ReelSEO: The newest video on the EepyBird YouTube channel is "19. The Mechanical Water Xylophone". Is this indicative of your latest direction, or do you have something else up your sleeve that you can "leak" to ReelSEO readers?
FG: Our newest videos on our YouTube channel are smaller DIY experiments from our new book, "How to Build a Hovercraft -- Air Cannons, Magnet Motors, and 25 Other Amazing DIY Science Projects," just out from Chronicle Books. Our team here at EepyBird Studios made a series of videos aimed at getting kids excited about science and getting everyone excited to dig into the book and make things, including your very own leaf-blower hovercraft.

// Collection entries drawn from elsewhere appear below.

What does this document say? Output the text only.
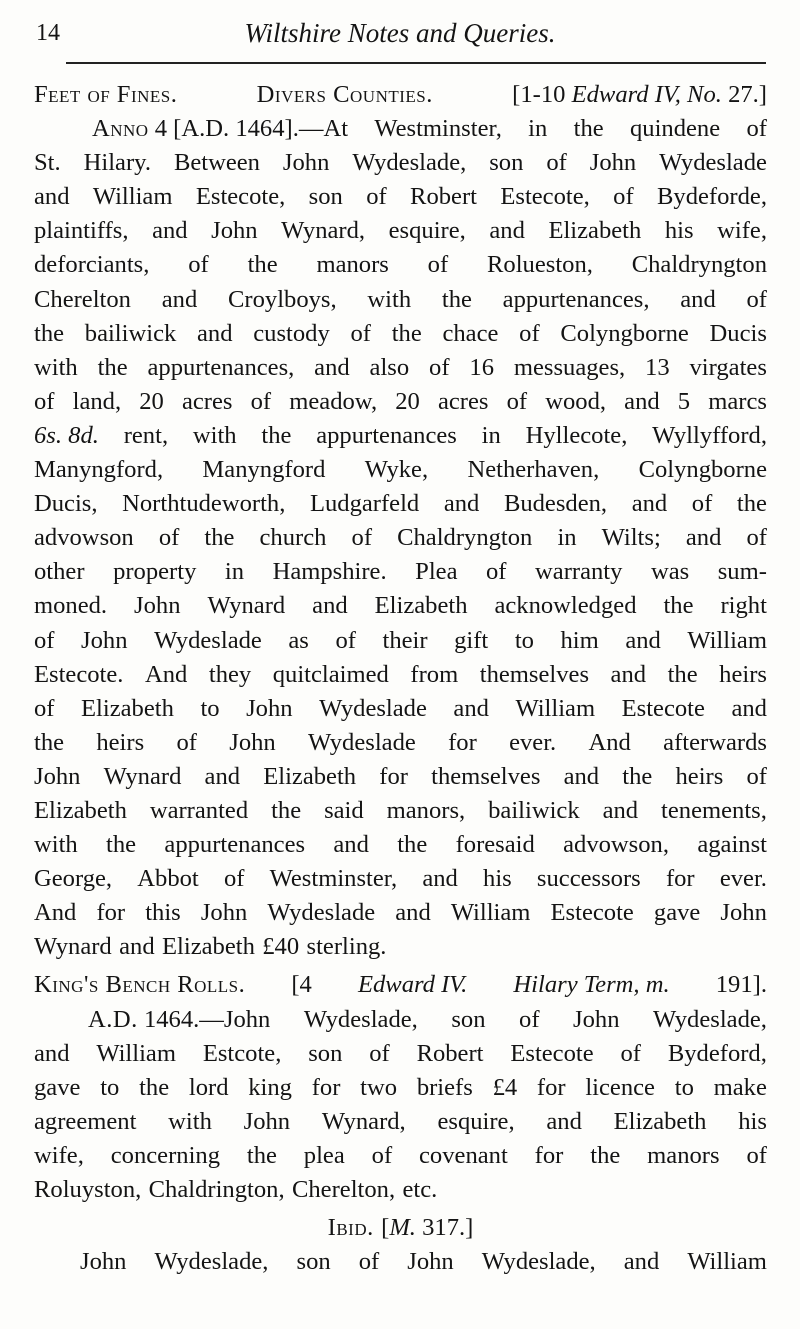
14	Wiltshire Notes and Queries.
Feet of Fines.	Divers Counties.	[1-10 Edward IV, No. 27.]
Anno 4 [A.D. 1464].—At Westminster, in the quindene of
St. Hilary. Between John Wydeslade, son of John Wydeslade
and William Estecote, son of Robert Estecote, of Bydeforde,
plaintiffs, and John Wynard, esquire, and Elizabeth his wife,
deforciants, of the manors of Rolueston, Chaldryngton
Cherelton and Croylboys, with the appurtenances, and of
the bailiwick and custody of the chace of Colyngborne Ducis
with the appurtenances, and also of 16 messuages, 13 virgates
of land, 20 acres of meadow, 20 acres of wood, and 5 marcs
6s. 8d. rent, with the appurtenances in Hyllecote, Wyllyfford,
Manyngford, Manyngford Wyke, Netherhaven, Colyngborne
Ducis, Northtudeworth, Ludgarfeld and Budesden, and of the
advowson of the church of Chaldryngton in Wilts; and of
other property in Hampshire. Plea of warranty was sum-
moned. John Wynard and Elizabeth acknowledged the right
of John Wydeslade as of their gift to him and William
Estecote. And they quitclaimed from themselves and the heirs
of Elizabeth to John Wydeslade and William Estecote and
the heirs of John Wydeslade for ever. And afterwards
John Wynard and Elizabeth for themselves and the heirs of
Elizabeth warranted the said manors, bailiwick and tenements,
with the appurtenances and the foresaid advowson, against
George, Abbot of Westminster, and his successors for ever.
And for this John Wydeslade and William Estecote gave John
Wynard and Elizabeth £40 sterling.
King's Bench Rolls. [4 Edward IV. Hilary Term, m. 191].
A.D. 1464.—John Wydeslade, son of John Wydeslade,
and William Estcote, son of Robert Estecote of Bydeford,
gave to the lord king for two briefs £4 for licence to make
agreement with John Wynard, esquire, and Elizabeth his
wife, concerning the plea of covenant for the manors of
Roluyston, Chaldrington, Cherelton, etc.
Ibid. [M. 317.]
John Wydeslade, son of John Wydeslade, and William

Our focus, though, remains on connecting brands with the power of viral marketing.
Most advertisers mistakenly believe that “going viral” is a matter of luck. It's not. We've developed a method – the approach we lay out in our book, "The Viral Video Manifesto" – that that will greatly increase your chances of going viral. We had great success with our now infamous Coke and Mentos videos, and since then we've been doing work for brands like Coca-Cola, McDonald's and OfficeMax that have consistently gotten well over a million views. Our average (not even counting our first big hit) is now 4.8 million views per campaign. That's the work we're focusing on these days.
And, of course, we've also been hard at work in the Lab on a new stunt involving dozens of paper airplanes...but that's all I can say, for now. :) BTW, our new site, eepybirdstudios.com, is focused on the business side of our viral campaigns.